According to the confusion matrix calculated based on the cosmic ray detection results of the pattern sequence including 500 short exposure SAXS measurement patterns (Fig. 4), the precision, miss rate, and false alarm rate are 87.67%, 4.93%, and 5.18%, respectively. Compared with the two comparison methods, the pattern sequence denoised by this method has the best cosmic ray rejection effect, and the MSE, PSNR, and SSIM of the method are all optimal (Fig. 5 and Table 1). Especially, PSNR of the pattern sequence increases by 5.55 dB after removing cosmic rays by this method. When the number of frames included in the pattern sequence is low and equivalent to exposure time, Poisson noise is dominant and the PSNR of the pattern sequence is so low that we need more exposure time. When the number of frames increases to about 200, cosmic rays seriously restrict the upper limit of the PSNR of the scattering pattern. However, the PSNR of the pattern sequence after denoising by this method still increases with the rising number of frames, and the growth rate of the PSNR is significantly higher than comparison methods (Fig. 6).

We propose a method for cosmic ray rejection in the SAXS measurement pattern of periodic nanostructures. The pattern sequence including 500 short exposure SAXS measurement patterns of periodic nanostructure samples is simulated and removed from cosmic rays by this method. According to the cosmic ray detection results, the miss rate and false alarm rate are both only about 5%, which proves that the proposed method has a sound detection effect on cosmic rays for the single frame scattering pattern.

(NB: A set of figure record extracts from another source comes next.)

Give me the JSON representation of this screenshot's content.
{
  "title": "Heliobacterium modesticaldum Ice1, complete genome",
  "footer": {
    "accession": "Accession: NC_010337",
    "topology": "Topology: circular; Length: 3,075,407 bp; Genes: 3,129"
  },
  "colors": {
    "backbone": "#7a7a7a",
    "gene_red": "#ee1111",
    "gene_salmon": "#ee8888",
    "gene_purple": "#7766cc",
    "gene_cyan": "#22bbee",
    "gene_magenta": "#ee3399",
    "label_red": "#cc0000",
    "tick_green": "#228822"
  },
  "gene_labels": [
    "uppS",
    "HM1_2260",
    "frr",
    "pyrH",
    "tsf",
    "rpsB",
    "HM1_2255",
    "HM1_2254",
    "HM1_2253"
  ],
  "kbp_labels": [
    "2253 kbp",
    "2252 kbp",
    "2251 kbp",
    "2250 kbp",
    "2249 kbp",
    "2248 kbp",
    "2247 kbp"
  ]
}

Meanwhile, the PSNR of the pattern sequence increases by 5.55 dB after removing cosmic rays by the proposed method. The PSNR gain greatly improves the extraction reliability and accuracy of the periodic nanostructure information. By analyzing the competitive relationship between Poisson noise and cosmic rays and evaluating the cosmic ray rejection performance of the proposed method in different exposure time, we find that this method can break the upper limit of PSNR caused by cosmic rays and improve PSNR of scattering pattern continuously. This proves that this method can obtain excellent PSNR gain in the long exposure integration condition. In principle, the proposed method provides a reliable cosmic ray rejection scheme for SAXS measurement patterns of periodic nanostructures, improving the detection SNR of SAXS patterns effectively. This method features a simple principle and fast operation and thus has practical significance to improve the inline metrology performance of SAXS.